Faber instructs Montag to run away from the city and seek out a group of enthusiasts, who had quit living in the consumerist society and memorized books, or parts of books, in order to keep them from vanishing. Montag manages to knock the hound of his scent by crossing a river and escapes. Once more Bradbury manages to convey a lot of emotions with only a few words. In order to satisfy the TV-audience, a random victim is chosen instead of Montag. As hundreds of thousands of people all over the country watch, a robot immerses a poisonous needle into the body of an innocent victim.

When Montag finally gets out of the city, jet bombers fly over it and drop atomic bombs, totally destroying the place where Montag has spent his whole life. He is lucky enough to find the people Faber was talking about—a group of exiles led by a man named Granger.
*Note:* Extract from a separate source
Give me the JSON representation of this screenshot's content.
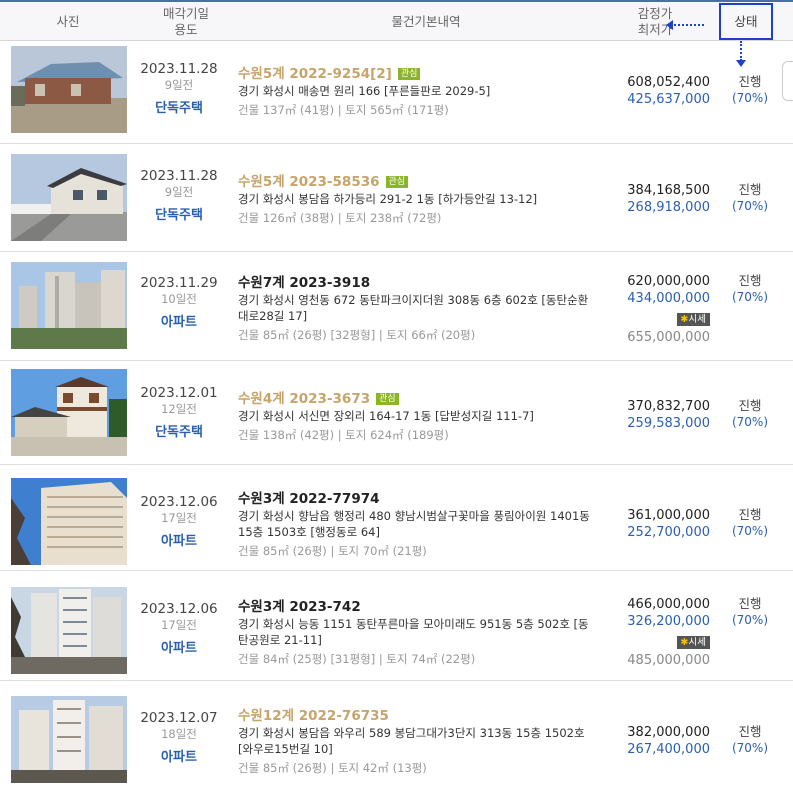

Montag finds out every person in the group, in addition to a real name, has the name of a book they have memorized. After they talk and eat, Granger’s group, together with Montag, sets forth toward the ruins of the city to help rebuild a new society.

References:

Longman, Barbara. Dystopian at Its Best. New York: Penguin, 2008. Print.

Bradbury, Ray. Fahrenheit 451. New York: Saddle Brush Press, 2011. Print.